Community Impact
- Type: Monthly
- Format: Full-color stapled newspaper
- Owner(s): Community Impact Newspaper Company (JG Media, Inc. (John P. Garrett & Jennifer Garrett))
- Publisher: Jaselle Luna, Jason Culpepper, Leanne Libby, Traci Rodriguez, Travis Baker
- Managing editor: Billy Wadsack, Kelly Schafler, Matt Stephens, Miranda Jaimes
- Content Editor: Marie Leonard
- Founded: 2005
- Language: English
- Headquarters: 16225 Impact Way Pflugerville, TX 78660
- Circulation: 2.5 million
- Website: communityimpact.com
- Free online archives: communityimpact.com/print-archives/

= Community Impact =

Newspaper

Community Impact is a news organization founded and privately owned by John and Jennifer Garrett, who respectively serve as its current Chief Executive Officer and Chief Facility Management Officer. Its products include monthly newspapers delivered through USPS mail and daily email newsletters to opt-in inboxes. As of 2023, it delivers to over 35 markets, covering 2.5 million mailboxes in the Austin, Dallas-Fort Worth, Houston and San Antonio metros.

==History==

In September 2005, Community Impact Newspaper launched its first edition in Round Rock and Pflugerville, Texas. Six employees created the first newspaper in the game room of John and Jennifer Garrett's house. Garrett was a former Advertising Director of the Austin Business Journal.

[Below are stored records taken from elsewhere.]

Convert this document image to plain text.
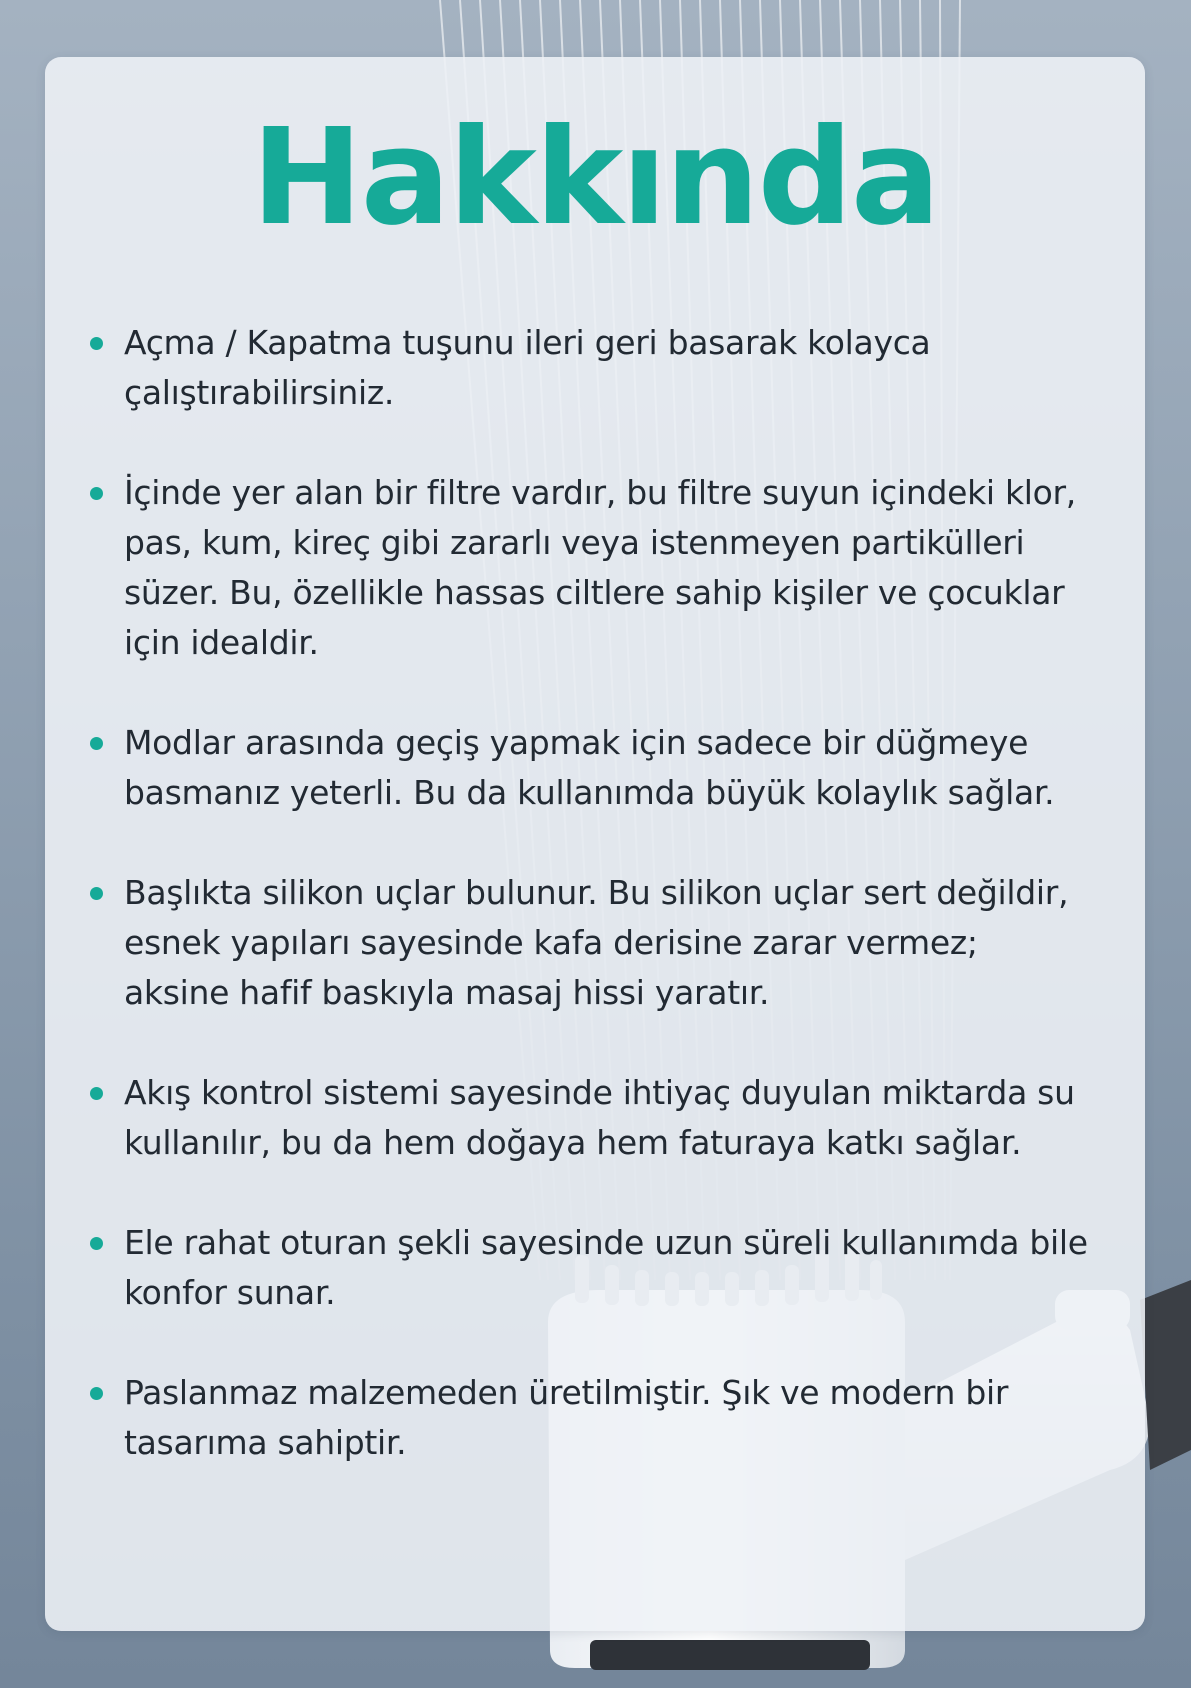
Hakkında
Açma / Kapatma tuşunu ileri geri basarak kolayca çalıştırabilirsiniz.
İçinde yer alan bir filtre vardır, bu filtre suyun içindeki klor, pas, kum, kireç gibi zararlı veya istenmeyen partikülleri süzer. Bu, özellikle hassas ciltlere sahip kişiler ve çocuklar için idealdir.
Modlar arasında geçiş yapmak için sadece bir düğmeye basmanız yeterli. Bu da kullanımda büyük kolaylık sağlar.
Başlıkta silikon uçlar bulunur. Bu silikon uçlar sert değildir, esnek yapıları sayesinde kafa derisine zarar vermez; aksine hafif baskıyla masaj hissi yaratır.
Akış kontrol sistemi sayesinde ihtiyaç duyulan miktarda su kullanılır, bu da hem doğaya hem faturaya katkı sağlar.
Ele rahat oturan şekli sayesinde uzun süreli kullanımda bile konfor sunar.
Paslanmaz malzemeden üretilmiştir. Şık ve modern bir tasarıma sahiptir.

In its first five years, Community Impact Newspaper added about 60 employees and launched 10 community newspapers, including an expansion to the Houston metro in September 2009. In 2010, in a period of heavy layoffs at newspapers and throughout the legacy media industry, Community Impact Newspaper experienced growth, branding the idea that "Print Ain't Dead." After expanding into the Dallas–Fort Worth metro area in March 2011, the media company was featured by Editor & Publisher, CISION and CultureMap Austin.

From 2011-2016, Community Impact Newspaper was named to Inc. Magazine's top 5000 fastest-growing companies for seven consecutive years.

In late 2012, Community Impact Newspaper announced plans to build a new $2.5 million headquarters in Pflugerville, TX, and the 16,000-square-foot office was completed in December 2013. John Garrett was featured in Forbes shortly after the announcement.

In June 2015, Community Impact Newspaper announced it would build a $10 million printing facility next to its headquarters to begin printing all newspaper editions starting in 2016. Since then Community Impact Printing has added on outside printing customers throughout the U.S.

In 2018, Community Impact Newspaper announced its first launch outside of Texas into Phoenix, Arizona, debuting in Gilbert and from there growing into Chandler. In 2019, Community Impact Newspaper launched in the Franklin & Brentwood communities outside of Nashville, Tennessee.

Early March 2020, Community Impact Newspaper launched in the Alpharetta & Milton communities outside of Atlanta, Georgia. However, due to the COVID-19 pandemic, the market closed soon after.

In 2022, Community Impact Newspaper decided to focus solely on Texas as the 9th largest economy in the world, rebranding as Community Impact. They removed “newspaper” from their name, changed their logo and updated their mission statement as a symbol of their “flywheel” strategy, which aims to develop digital products on par with print and recognize the significance of both for readers. That same year, Community Impact started building a Houston Headquarters office in the Jersey Village community, with all staff celebrating the move in at an open house the next April.

As of 2023, the company employs 200 “Impacters” and has won many industry awards, with leadership often serving as event presenters and moderators. In April 2023, Texas Monthly did a feature profile on John Garrett and Community Impact, giving details on the thriving business given the struggling print and news industries.

==Markets==

As of 2026 the following markets are being served with various individual editions:

- Austin metro area including Travis County, Williamson County, Hays County and Comal County
- Houston metro area including Brazoria County, Harris County, Fort Bend County, Montgomery County and Galveston County
- Dallas Fort Worth Metroplex including Tarrant County, Collin County, Denton County and Dallas County

The newspaper is mailed to all households and businesses in the given area assuring widespread circulation. It is a non-subscription based newspaper and comes free in the mail each month. However, subscriptions are available for those outside of the circulation area.